Capítulo 1

Hubiera deseado que aquello no sucediera, pero ya no tenía poder para cambiarlo. Me encontraba detenido en las dependencias de los carabineros, aunque no sabía exactamente dónde. En mi mente se confundían retazos de imágenes que, poco a poco, empezaban a engarzarse para completar lo que había pasado.

Fueron muy insistentes para que declarara pero, ante mi negativa, optaron por encerrarme en aquel calabozo a la espera de que la autoridad competente dispusiera de mí. A pesar de ello, se portaron con toda corrección.

—Señor Baldi. Le he traído algo para que pueda asearse... Encima del lavabo tiene una pastilla de jabón. —Me dijo uno de los guardias.

El carabinero me pasó una toalla a través de los barrotes para que pudiera limpiarme; estaba empapado en sangre. El olor era nauseabundo, pero su color no era ya tan intenso, parecía más bien una mancha marrón sobre la ropa. Me fui limpiando hasta que la toalla no pudo absorber más suciedad. Tenía metido dentro ese olor entre acre y metálico que me revolvía las tripas, penetrante como una mala idea.

Estaba empapado, con los pantalones chorreando y descalzo. No recordaba haber perdido los zapatos, pero me daba igual. Me acurruqué en un rincón de la celda. Tenía mucho frío e intenté protegerme el pecho con los brazos para notar algo de calor. Se notaba el fuerte olor a humedad que impregnaba aquel cuarto mal ventilado y los trazos de moho en las esquinas. Era una habitación pequeña y sucia, pintada de un blanco que apenas se intuía por las decenas de huellas de la gente que alguna vez se apoyó en aquellas paredes. Los barrotes eran azules, repintados una y mil veces y otras tantas repelados por el roce de las manos que se habían abrazado a ellos. Es curioso, pero allí me sentía seguro, como si nada malo fuera a sucederme.

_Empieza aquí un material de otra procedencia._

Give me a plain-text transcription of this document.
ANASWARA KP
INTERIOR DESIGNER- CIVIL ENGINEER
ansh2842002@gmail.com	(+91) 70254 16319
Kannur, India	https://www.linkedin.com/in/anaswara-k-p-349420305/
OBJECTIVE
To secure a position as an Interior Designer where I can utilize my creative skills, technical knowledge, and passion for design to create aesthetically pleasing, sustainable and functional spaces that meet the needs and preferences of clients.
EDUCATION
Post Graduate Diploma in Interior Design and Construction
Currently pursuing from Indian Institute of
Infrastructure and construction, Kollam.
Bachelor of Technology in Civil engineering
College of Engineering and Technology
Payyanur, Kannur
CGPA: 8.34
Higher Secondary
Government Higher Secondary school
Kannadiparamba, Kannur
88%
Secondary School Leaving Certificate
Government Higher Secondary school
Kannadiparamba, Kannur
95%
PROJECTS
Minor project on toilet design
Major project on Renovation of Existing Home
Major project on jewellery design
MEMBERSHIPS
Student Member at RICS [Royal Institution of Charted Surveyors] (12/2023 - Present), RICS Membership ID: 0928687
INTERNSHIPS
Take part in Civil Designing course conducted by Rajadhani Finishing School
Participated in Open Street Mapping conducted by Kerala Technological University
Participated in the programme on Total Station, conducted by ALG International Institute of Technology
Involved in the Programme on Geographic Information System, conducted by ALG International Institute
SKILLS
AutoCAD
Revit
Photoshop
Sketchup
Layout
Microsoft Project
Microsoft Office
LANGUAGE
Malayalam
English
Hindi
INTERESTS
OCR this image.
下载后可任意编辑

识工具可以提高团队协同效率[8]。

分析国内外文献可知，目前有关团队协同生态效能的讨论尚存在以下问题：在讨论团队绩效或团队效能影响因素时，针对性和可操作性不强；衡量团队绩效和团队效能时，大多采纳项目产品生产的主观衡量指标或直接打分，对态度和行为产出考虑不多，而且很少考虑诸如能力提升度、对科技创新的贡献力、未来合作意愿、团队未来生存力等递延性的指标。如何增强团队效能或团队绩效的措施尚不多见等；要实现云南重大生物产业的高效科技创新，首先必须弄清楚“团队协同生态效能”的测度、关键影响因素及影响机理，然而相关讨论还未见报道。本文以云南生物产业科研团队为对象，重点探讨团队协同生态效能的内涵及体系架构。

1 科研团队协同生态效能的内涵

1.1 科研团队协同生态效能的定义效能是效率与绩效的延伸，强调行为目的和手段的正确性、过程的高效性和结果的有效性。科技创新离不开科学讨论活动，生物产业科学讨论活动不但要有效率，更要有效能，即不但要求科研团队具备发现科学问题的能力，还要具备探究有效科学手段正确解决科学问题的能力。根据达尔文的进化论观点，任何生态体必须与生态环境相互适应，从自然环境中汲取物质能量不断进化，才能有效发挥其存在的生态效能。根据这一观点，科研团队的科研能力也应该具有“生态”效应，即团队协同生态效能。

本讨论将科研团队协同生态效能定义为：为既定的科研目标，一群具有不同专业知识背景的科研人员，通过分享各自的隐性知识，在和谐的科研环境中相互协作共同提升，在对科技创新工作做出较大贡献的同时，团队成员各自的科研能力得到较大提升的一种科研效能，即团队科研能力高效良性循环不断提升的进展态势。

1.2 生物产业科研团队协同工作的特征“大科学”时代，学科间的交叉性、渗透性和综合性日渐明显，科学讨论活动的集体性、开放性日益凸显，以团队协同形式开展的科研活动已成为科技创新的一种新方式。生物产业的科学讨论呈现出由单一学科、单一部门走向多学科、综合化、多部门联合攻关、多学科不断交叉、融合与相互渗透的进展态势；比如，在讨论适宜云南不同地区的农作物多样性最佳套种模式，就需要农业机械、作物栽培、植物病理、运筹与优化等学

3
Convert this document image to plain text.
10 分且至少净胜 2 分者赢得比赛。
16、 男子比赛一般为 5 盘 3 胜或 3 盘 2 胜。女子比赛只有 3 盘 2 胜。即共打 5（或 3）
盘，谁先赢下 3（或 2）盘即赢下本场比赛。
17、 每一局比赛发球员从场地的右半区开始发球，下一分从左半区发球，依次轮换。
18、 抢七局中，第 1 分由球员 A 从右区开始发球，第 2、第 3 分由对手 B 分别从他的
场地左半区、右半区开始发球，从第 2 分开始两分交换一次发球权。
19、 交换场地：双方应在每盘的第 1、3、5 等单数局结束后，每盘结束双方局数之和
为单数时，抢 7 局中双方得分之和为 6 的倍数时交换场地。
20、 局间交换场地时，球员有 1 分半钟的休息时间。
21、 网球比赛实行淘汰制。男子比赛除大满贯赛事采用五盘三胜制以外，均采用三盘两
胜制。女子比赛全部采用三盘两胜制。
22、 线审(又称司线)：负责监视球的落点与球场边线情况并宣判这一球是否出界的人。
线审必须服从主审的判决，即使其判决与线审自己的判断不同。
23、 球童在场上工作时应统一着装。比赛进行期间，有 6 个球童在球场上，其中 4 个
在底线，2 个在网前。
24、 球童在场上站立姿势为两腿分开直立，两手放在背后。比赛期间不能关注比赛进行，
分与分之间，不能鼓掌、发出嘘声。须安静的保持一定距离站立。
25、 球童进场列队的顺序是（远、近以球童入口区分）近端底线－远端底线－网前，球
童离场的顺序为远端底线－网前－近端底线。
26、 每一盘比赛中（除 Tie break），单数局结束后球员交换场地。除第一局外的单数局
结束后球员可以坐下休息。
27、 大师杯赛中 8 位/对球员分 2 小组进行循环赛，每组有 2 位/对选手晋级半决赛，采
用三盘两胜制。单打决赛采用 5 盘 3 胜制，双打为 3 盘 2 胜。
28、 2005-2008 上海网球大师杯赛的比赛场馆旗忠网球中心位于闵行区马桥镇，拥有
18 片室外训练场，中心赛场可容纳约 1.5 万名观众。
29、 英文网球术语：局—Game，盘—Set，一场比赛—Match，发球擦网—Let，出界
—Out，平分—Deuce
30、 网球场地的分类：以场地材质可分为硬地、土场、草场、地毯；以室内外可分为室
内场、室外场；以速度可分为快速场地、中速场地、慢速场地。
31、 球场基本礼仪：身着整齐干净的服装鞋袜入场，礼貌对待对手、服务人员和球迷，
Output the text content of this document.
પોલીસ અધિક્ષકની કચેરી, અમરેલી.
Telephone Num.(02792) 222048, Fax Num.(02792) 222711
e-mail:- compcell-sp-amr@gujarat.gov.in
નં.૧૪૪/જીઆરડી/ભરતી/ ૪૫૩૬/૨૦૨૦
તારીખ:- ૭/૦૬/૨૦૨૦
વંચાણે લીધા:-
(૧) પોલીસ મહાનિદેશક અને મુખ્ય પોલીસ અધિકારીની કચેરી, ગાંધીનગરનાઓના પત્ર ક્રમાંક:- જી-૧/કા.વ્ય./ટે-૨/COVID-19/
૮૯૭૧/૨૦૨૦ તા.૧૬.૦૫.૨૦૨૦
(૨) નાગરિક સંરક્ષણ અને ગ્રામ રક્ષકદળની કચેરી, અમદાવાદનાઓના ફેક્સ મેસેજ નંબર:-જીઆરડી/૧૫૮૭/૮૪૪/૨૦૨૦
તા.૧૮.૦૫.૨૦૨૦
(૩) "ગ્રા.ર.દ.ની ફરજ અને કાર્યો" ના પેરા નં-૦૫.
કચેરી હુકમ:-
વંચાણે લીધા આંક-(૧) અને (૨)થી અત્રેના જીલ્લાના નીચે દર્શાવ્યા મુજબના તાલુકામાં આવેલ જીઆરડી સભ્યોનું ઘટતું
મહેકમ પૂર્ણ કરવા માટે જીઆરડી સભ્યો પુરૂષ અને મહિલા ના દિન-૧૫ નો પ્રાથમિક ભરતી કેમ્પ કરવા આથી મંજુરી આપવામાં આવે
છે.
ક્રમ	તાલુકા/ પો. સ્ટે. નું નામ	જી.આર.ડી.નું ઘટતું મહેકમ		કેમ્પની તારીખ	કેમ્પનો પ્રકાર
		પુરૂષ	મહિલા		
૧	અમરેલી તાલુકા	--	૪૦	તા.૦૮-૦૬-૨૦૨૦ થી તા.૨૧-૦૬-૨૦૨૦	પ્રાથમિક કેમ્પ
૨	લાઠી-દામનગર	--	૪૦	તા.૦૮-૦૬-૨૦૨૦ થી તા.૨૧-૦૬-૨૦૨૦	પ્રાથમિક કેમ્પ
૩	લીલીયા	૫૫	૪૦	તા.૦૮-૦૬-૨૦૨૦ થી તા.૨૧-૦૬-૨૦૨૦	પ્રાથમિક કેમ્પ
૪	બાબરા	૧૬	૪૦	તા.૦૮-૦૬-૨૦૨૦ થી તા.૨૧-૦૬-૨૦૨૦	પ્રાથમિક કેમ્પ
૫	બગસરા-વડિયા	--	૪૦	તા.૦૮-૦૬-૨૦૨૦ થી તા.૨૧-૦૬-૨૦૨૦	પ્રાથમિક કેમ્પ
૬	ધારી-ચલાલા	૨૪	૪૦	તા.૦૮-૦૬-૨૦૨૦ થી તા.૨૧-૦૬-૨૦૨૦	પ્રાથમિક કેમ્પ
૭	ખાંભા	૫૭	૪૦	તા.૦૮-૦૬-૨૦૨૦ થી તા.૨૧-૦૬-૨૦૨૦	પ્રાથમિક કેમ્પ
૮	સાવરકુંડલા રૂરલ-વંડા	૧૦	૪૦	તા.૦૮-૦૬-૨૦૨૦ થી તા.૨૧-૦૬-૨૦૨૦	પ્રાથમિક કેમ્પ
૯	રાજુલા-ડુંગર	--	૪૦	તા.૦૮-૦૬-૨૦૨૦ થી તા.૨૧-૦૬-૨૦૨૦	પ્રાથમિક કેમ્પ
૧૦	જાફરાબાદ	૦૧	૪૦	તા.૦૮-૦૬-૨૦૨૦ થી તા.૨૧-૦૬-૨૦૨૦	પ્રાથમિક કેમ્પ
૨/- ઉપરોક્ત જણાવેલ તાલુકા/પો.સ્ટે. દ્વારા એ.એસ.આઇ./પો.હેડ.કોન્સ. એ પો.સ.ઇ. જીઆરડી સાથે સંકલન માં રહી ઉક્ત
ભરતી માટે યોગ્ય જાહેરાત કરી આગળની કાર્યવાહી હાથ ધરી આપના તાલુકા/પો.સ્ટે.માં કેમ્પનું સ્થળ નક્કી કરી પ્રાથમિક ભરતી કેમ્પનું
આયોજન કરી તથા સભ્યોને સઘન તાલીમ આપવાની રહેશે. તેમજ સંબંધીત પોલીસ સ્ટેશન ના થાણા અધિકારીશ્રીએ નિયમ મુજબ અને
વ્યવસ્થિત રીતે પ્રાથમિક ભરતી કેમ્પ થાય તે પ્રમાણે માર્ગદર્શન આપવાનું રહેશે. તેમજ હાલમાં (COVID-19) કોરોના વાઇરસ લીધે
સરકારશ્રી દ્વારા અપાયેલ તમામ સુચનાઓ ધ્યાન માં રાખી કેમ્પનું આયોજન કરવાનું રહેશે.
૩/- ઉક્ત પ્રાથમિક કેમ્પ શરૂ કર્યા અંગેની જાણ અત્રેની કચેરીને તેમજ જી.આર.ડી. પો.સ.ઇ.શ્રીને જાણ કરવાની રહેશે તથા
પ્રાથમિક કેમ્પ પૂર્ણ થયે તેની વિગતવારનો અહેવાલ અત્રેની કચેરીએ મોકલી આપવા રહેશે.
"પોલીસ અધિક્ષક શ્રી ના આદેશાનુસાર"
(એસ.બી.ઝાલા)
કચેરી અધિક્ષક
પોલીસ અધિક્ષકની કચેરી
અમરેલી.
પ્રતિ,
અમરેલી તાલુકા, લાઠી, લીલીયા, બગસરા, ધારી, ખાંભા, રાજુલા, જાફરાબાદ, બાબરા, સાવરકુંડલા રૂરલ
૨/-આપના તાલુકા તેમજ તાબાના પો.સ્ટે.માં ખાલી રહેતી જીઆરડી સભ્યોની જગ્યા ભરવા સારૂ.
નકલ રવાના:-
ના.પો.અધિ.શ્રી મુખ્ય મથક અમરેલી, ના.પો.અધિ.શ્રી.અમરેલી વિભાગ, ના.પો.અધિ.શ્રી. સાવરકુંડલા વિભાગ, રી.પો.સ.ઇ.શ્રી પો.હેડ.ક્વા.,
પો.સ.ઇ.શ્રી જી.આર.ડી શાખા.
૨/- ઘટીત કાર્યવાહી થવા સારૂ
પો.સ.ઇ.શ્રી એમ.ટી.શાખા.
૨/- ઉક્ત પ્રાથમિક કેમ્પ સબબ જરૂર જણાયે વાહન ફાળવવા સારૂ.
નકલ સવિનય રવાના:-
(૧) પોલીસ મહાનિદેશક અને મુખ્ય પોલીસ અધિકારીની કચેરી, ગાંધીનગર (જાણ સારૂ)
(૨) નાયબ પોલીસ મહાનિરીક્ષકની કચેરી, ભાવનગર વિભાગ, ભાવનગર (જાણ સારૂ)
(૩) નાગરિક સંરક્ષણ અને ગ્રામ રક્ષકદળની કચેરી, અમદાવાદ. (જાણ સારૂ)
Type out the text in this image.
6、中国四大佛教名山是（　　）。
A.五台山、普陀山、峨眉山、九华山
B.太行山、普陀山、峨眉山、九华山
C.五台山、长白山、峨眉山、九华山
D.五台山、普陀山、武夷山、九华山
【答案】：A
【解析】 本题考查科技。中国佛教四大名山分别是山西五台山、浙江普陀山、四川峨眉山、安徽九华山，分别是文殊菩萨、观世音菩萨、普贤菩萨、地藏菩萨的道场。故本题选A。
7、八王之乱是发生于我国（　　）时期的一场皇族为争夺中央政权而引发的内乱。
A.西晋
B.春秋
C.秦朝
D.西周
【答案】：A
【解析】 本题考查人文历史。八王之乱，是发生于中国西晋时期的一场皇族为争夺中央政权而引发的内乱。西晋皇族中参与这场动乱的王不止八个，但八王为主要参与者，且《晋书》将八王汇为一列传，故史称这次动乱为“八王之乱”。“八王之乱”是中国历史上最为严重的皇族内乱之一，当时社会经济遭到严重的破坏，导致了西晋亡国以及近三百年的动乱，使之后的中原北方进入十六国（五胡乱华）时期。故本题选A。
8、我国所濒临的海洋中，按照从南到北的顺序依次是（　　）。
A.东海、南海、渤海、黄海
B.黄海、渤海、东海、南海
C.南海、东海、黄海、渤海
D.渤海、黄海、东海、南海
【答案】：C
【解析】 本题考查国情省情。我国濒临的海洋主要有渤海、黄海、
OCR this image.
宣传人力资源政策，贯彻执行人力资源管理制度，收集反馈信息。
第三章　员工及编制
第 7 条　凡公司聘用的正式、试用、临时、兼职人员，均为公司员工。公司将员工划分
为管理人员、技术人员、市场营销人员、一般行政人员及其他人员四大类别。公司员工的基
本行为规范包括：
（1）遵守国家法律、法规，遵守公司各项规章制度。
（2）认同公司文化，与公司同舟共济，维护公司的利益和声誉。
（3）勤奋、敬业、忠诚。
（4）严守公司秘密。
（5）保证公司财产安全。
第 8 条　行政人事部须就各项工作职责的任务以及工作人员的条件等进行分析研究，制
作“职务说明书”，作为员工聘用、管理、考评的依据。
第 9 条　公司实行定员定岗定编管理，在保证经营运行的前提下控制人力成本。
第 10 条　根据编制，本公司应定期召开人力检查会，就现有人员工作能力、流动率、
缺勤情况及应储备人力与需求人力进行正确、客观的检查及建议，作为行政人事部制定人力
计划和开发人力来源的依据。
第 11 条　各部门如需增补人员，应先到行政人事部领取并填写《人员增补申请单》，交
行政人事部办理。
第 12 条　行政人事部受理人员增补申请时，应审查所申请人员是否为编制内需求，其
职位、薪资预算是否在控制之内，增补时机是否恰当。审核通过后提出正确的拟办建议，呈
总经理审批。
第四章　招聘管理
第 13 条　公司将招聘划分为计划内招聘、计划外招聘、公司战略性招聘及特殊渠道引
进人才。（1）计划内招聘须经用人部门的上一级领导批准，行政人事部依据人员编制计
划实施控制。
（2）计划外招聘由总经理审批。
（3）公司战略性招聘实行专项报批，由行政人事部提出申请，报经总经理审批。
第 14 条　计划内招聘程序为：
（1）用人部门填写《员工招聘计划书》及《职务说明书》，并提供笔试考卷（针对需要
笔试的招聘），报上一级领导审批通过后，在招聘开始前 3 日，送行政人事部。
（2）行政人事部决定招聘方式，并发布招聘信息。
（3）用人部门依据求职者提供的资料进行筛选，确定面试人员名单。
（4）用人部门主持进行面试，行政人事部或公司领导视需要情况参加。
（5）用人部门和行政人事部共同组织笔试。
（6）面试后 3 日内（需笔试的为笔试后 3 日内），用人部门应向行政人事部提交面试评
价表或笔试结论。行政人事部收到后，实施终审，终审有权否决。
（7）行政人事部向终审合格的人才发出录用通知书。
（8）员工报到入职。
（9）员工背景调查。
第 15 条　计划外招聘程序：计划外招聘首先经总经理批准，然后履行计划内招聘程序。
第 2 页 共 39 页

—¿Tiene frío? —preguntó de nuevo el carabinero al verme tiritar—. Ahora mismo le traeré una manta, verá cómo se siente mucho mejor.

—Disculpe... ¿Puedo hacer una llamada? —le pregunté.

—Por el momento no es posible.

No tardó ni un minuto en traerme una manta de color gris. Su tacto era áspero y había perdido el toque esponjoso de la lana, pero consiguió que pronto entrara en calor.

—Quítese los pantalones, se los secaré sobre un radiador. El de la celda, como habrá comprobado, no funciona… No se preocupe, cuando lo llamen se los devolveré.

—¿Podría darme un cigarrillo?

—Sí. Acérquese y le daré fuego.

Me quedé desnudo, salvo la manta que me cubría la espalda. Cuando me acercó el cigarrillo, le di una profunda calada y me sentí mejor cuando exhalé aquel humo que formó una densa cortina entre los barrotes.

—Me gustaría que avisaran a Giulia Cravioto. Díganle que hable con su amigo abogado. Supongo que lo necesitaré.

—Está bien, espere un momento y tomaré nota de su teléfono. Intentaremos hacerle llegar su mensaje.

Volví a sentarme en la silla. En aquel momento eché de menos a alguien que me acompañara, que me hiciera sentir seguro. Cuando se consumió el cigarrillo, se desvanecieron todos mis pensamientos. Hubiera necesitado al menos una cajetilla entera para proseguir con el hilo de mis ideas. Estaba exhausto y con la mente turbada. Había perdido la noción del tiempo y apenas podía distinguir los minutos de las horas. Me invadió una dejadez y decidí tenderme en el suelo; sentía la necesidad de estirar las piernas para poder descansar. Ya no recuerdo nada más, debí quedarme dormido hasta que, de nuevo, la voz del carabinero me despertó.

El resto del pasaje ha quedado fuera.